Born on the 23 February 1889, in La Canda, California, his parents were Elizabeth Evaleen and William Fleming. Fleming’s first job was as a car mechanic and professional racing car driver; he also managed to appear in films as a stunt driver. Fleming’s ability for repairing cars was noticed by film director Dwan Allen who offered him a job after repairing his car. At the same time, he also befriended film actor Marshall Neilan whom he met while he was working as his chauffeur. In 1912, Fleming had been working in Santa Barbra in Flying studio A as a stunt driver. Three years later he met Douglas Fairbanks while still working with Neilan and Dwan. His collaboration with Fairbanks at Triangle studios meant that he was working behind the camera. With several other cameramen, he filmed Habit of Happiness about a businessman who with little ability succeeds because of his good humour. In 1916, he was assigned to work with film director D.W. Griffiths in his silent film Intolerance. It wasn’t long before Griffiths promoted him to a supervisory cameraman at Artcraft Pictures.
When America entered the First World War, Fleming was drafted into the American army, in the photographic division of the signal corps. Eventually, he reached the position of personal photographer to President Woodrow Wilson, in Versailles, France.
After the war, Fleming started working at the recently created United Artists studio alongside Fairbanks.

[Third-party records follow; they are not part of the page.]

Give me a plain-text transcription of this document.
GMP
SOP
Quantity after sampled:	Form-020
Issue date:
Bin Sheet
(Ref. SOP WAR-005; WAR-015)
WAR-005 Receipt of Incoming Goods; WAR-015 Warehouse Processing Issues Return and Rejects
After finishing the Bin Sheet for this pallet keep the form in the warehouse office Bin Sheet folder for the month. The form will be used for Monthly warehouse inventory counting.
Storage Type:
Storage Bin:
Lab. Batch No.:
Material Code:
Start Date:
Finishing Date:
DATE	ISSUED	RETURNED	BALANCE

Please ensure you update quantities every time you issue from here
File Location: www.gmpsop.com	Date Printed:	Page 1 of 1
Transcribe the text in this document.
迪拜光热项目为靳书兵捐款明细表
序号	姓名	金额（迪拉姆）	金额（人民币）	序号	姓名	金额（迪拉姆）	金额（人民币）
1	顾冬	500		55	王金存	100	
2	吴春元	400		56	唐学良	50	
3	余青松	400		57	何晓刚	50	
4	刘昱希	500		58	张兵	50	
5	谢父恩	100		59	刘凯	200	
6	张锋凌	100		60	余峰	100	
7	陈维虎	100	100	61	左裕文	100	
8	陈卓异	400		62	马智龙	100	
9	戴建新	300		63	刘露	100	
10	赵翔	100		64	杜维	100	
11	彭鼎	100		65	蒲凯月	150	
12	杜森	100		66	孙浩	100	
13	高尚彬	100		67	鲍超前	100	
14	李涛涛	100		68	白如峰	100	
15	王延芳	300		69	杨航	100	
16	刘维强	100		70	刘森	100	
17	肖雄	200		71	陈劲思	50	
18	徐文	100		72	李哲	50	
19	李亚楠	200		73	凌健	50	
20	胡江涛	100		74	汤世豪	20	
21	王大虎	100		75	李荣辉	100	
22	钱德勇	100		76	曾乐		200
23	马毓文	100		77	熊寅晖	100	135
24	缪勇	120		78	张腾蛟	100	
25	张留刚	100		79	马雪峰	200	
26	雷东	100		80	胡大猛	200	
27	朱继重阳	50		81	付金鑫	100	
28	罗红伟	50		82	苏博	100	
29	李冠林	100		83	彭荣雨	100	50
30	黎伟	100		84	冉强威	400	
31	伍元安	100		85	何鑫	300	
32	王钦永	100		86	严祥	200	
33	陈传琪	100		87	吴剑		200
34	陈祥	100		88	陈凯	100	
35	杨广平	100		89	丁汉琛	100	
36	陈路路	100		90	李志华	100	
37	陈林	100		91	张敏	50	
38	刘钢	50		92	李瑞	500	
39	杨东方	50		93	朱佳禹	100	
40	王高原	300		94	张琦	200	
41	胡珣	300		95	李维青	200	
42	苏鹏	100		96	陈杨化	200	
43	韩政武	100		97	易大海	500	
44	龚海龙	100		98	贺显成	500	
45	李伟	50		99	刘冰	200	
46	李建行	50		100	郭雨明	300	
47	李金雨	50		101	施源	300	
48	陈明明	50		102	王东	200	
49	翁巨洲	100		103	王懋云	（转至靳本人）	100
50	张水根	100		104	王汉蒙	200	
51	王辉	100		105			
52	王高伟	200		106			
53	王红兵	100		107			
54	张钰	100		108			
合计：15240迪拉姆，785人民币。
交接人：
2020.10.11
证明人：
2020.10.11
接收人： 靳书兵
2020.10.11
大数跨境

In 1919, he directed his first film When the Clouds Roll By, about Daniel Brown a New York citizen who falls victim to a mad scientist's experiment. In 1925, Fleming’s breakthrough film came when he directed the film Lord Jim. His next film Mantrap was released the following year, which he casted actress Clara Bow who became a film star. In 1927, The Way Of All Flesh was Fleming’s first film which featured sound for the very first time. At MGM, rising film star Clark Gable was given the part in the film Red Dust which was realised at the start of the early 30's. Fleming continued to direct a further four films, which included there filming some the scenes in the Great Waltz. Gone With The Wind was the next film that Fleming, by chance was asked to direct after he replaced director George Cakor. Directing The Wizard Of Oz, was one of the pictures he was best known for. In the forty’s Fleming continued to release films that were box office hits. However right up to Joan of Ark his last film, performed badly at the box office with cinema audiences. In January, 1949, Fleming died of natural causes, he was about to start work on the film Robe. In 1952, some three years after Fleming had died Twentieth Century Fox released the film after it was filmed.